The patterns of the brain’s responses to rewards can predict pain symptoms and may be influenced by genes that affect pain sensitivity, says a study PAIN®.
German researchers say the “distributed” feedback patterns to rewards predict heightened pain sensitivity.
“Our results might provide a first step early in life in identifying possible risk factors for future pain complaints,” according lead author Frauke Nees, PhD, Central Institute of Mental Health, Medical Faculty Mannheim, Heidelberg University, Mannheim, Germany.
More than 600 European adolescents aged 14-15 were studied two times – once for the initial study, and a second time two years later. The teens earn rewards in the form of M&M candies when they performed a computer task. Functional magnetic resonance imaging (fMRI) scans were performed to examine how the brain processed these rewards. Two years later, the teens were evaluated on a commonly used pain symptom scale.
Patterns of reward processing at age 14-15 were evaluated as predictors of pain complaints at age 16-17. The study also examined the effects of two variants of the mu-opioid receptor gene (OPRM1) that have previously been linked to differences in pain processing. These genetic variants may affect not only responses to opioids but also the body’s natural or “endogenous” opioids (such as endorphins).

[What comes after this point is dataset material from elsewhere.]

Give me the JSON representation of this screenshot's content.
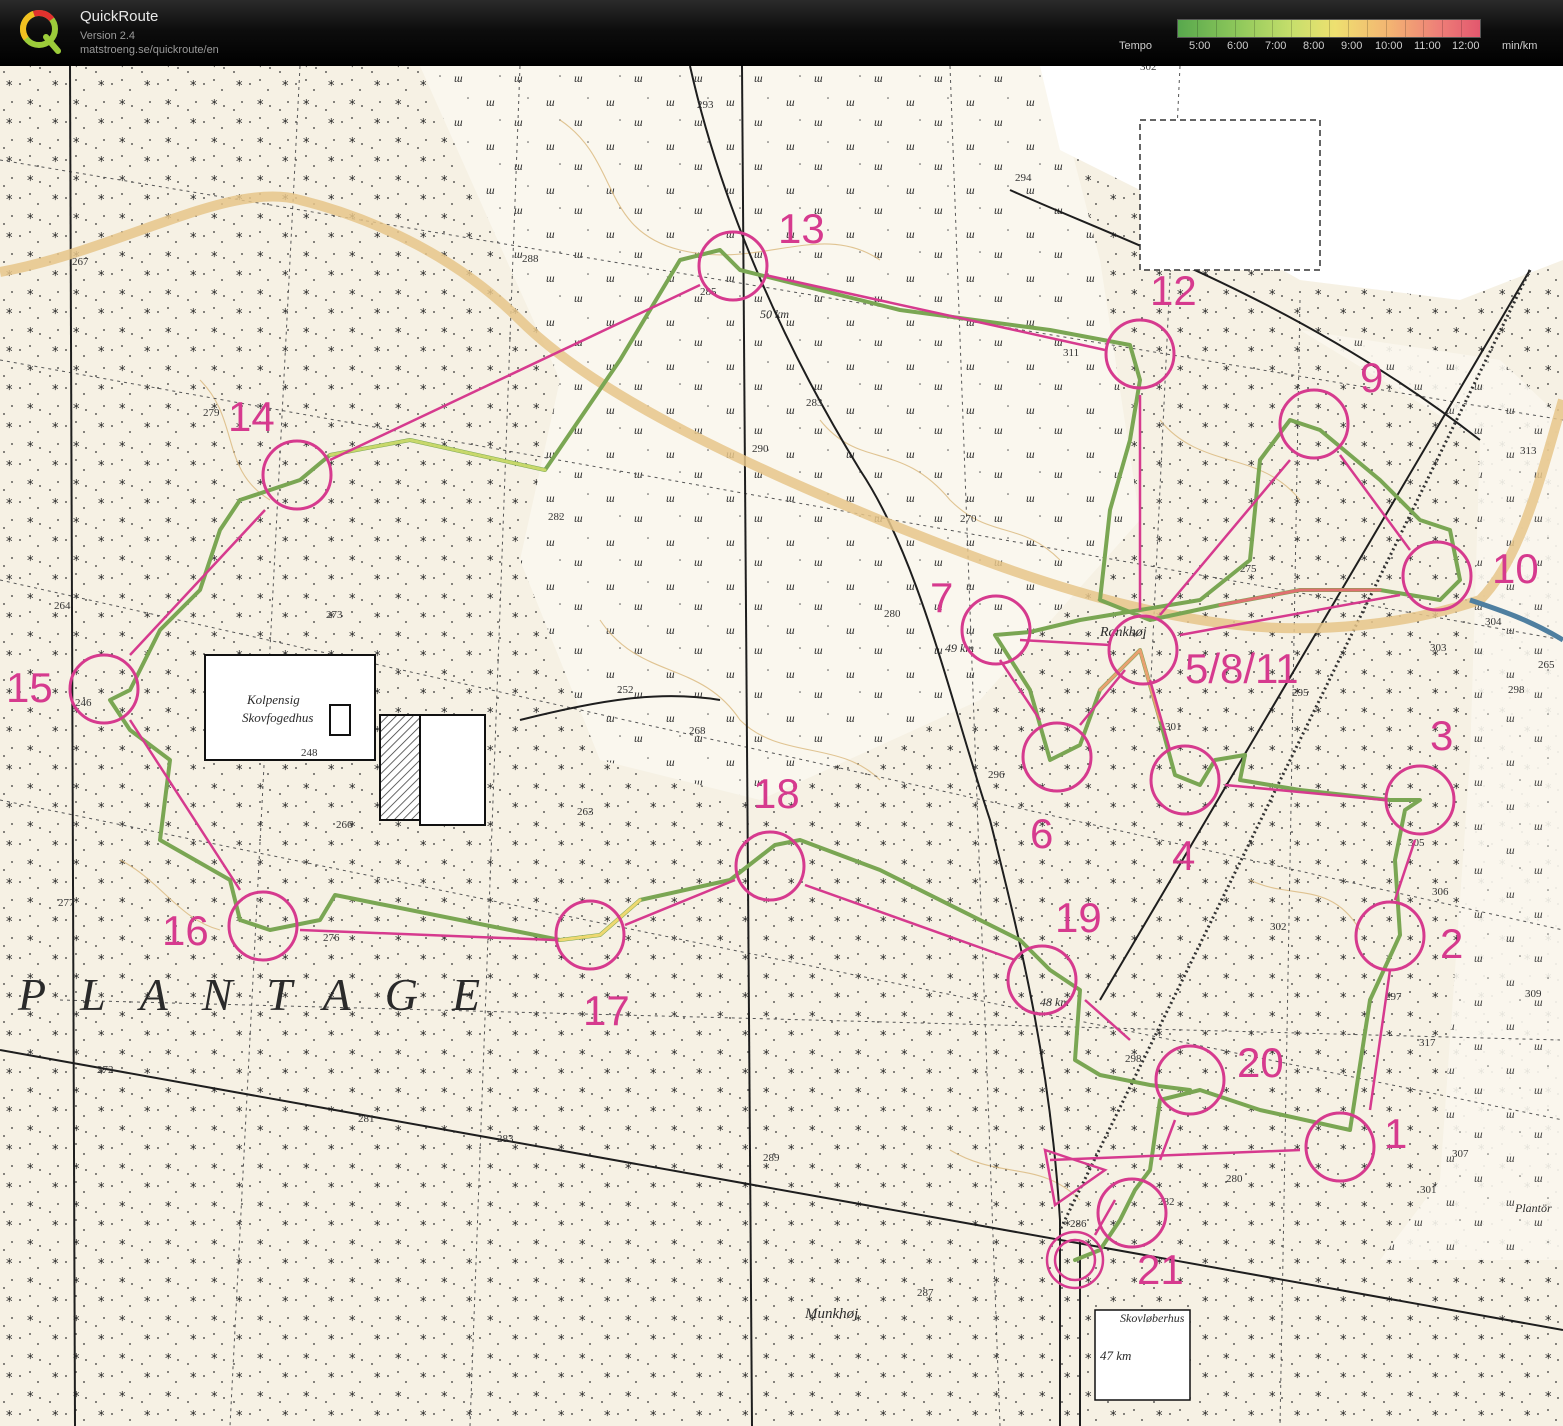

The results showed that reward-related feedback responses in a brain area called the dorsal striatum at age 14-15 predicted the magnitude of pain symptoms at age 16-17. Whereas responses in another brain area called the ventral striatum have been linked to reward processes, the dorsal striatum has been implicated in planning, motor (movement) processing, and habit learning.
For one of the two OPRM1 variants studied, pain complaints were predicted by reward feedback-related responses in a more widely distributed brain area, including the ventral striatum. Teens with this genetic variant had a higher magnitude of pain responses.
Pain and rewards are considered “opponent yet interacting processes” involving partly similar brain regions. Identifying brain responses to rewards and their association with pain symptoms may help in understanding the neurological basis of pain-related behaviors and lend new insights into the brain areas involved in the critical transition from acute to chronic pain.
Within the limitations of the experimental study-limited to healthy children without any clinical pain problems — the results suggest that “aversive” outcomes such as pain may be related to “appetitive” reward outcomes. “Distributed brain response patterns during reward processing may be significant predictors for pain complaints, partly depending on an opioidergic genetic predisposition,” Dr. Nees and colleagues conclude.
In an accompanying commentary, Dr. David Borsook of Boston Children’s Hospital highlights some important questions raised by the new results, including whether an individual’s “opioidergic tone” is a real indicator of pain susceptibility and risk of developing chronic pain. While further studies will be needed, he writes, “The door has been opened for an intriguing process that may have a significant influence on improving our approach to evaluating and treating patients with pain.”